Battenberg Kai, Lee Ernest K, Chiu Joanna C, Berry Alison M, Potter Daniel
Department of Plant Sciences, University of California, Davis, CA, USA.
Department of Entomology and Nematology, University of California, Davis, CA, USA.
BMC Bioinformatics. 2017 Jun 21;18(1):310. doi: 10.1186/s12859-017-1726-5.
Identifying orthologous genes is an initial step required for phylogenetics, and it is also a common strategy employed in functional genetics to find candidates for functionally equivalent genes across multiple species. At the same time, in silico orthology prediction tools often require large computational resources only available on computing clusters. Here we present OrthoReD, an open-source orthology prediction tool with accuracy comparable to published tools that requires only a desktop computer. The low computational resource requirement of OrthoReD is achieved by repeating orthology searches on one gene of interest at a time, thereby generating a reduced dataset to limit the scope of orthology search for each gene of interest.

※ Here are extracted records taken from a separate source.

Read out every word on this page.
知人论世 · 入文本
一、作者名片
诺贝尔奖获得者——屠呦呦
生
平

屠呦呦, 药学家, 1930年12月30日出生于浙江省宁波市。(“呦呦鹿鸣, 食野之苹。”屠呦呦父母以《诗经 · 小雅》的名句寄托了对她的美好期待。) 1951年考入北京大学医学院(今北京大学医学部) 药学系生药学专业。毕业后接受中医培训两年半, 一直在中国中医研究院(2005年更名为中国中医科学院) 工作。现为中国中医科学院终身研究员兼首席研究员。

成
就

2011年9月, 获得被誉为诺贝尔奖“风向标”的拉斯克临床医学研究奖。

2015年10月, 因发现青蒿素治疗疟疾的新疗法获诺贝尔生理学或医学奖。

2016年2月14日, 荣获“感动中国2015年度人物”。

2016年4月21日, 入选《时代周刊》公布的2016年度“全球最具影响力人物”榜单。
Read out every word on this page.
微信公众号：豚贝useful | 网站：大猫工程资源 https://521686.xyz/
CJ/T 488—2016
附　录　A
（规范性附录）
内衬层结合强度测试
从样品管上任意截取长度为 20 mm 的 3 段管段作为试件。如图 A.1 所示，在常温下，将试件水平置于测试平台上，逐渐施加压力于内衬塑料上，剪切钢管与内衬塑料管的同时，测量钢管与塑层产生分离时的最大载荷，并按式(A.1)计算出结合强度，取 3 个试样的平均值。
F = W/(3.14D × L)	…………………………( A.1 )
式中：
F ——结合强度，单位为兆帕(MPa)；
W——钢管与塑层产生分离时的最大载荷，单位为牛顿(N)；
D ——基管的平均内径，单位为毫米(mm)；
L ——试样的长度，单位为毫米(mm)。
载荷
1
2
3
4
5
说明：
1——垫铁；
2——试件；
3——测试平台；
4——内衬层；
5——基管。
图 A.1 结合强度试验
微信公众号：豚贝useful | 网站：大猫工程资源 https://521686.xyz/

The output of OrthoReD was highly similar to the outputs of two other published orthology prediction tools, OrthologID and/or OrthoDB, for the three dataset tested, which represented three phyla with different ranges of species diversity and different number of genomes included. Median CPU time for ortholog prediction per gene by OrthoReD executed on a desktop computer was <15 min even for the largest dataset tested, which included all coding sequences of 100 bacterial species.
With high-throughput sequencing, unprecedented numbers of genes from non-model organisms are available with increasing need for clear information about their orthologies and/or functional equivalents in model organisms. OrthoReD is not only fast and accurate as an orthology prediction tool, but also gives researchers flexibility in the number of genes analyzed at a time, without requiring a high-performance computing cluster.
识别直系同源基因是系统发育学所需的第一步,也是功能遗传学中常用的策略,用于在多个物种中寻找功能等效基因的候选者。同时,计算机模拟直系同源预测工具通常需要大型计算资源,而这些资源通常只有在计算集群上才能获得。在此,我们展示了OrthoReD,这是一种开源的直系同源预测工具,其准确性与已发表的工具相当,且只需要一台台式计算机。OrthoReD对计算资源的低要求是通过一次对一个感兴趣的基因重复进行直系同源搜索来实现的,从而生成一个简化的数据集,以限制对每个感兴趣基因的直系同源搜索范围。
对于所测试的三个数据集,OrthoReD的输出与另外两个已发表的直系同源预测工具(OrthologID和/或OrthoDB)的输出高度相似,这三个数据集代表了具有不同物种多样性范围和不同基因组数量的三个门。即使对于测试的最大数据集,即在台式计算机上运行的OrthoReD预测每个基因直系同源的中位数CPU时间也<15分钟,该最大数据集包含100种细菌物种的所有编码序列。
随着高通量测序技术的发展,来自非模式生物的基因数量空前增加,人们越来越需要了解它们在模式生物中的直系同源基因和/或功能等效基因的清晰信息。OrthoReD作为一种直系同源预测工具,不仅快速准确,而且使研究人员在一次分析的基因数量上具有灵活性,而无需高性能计算集群。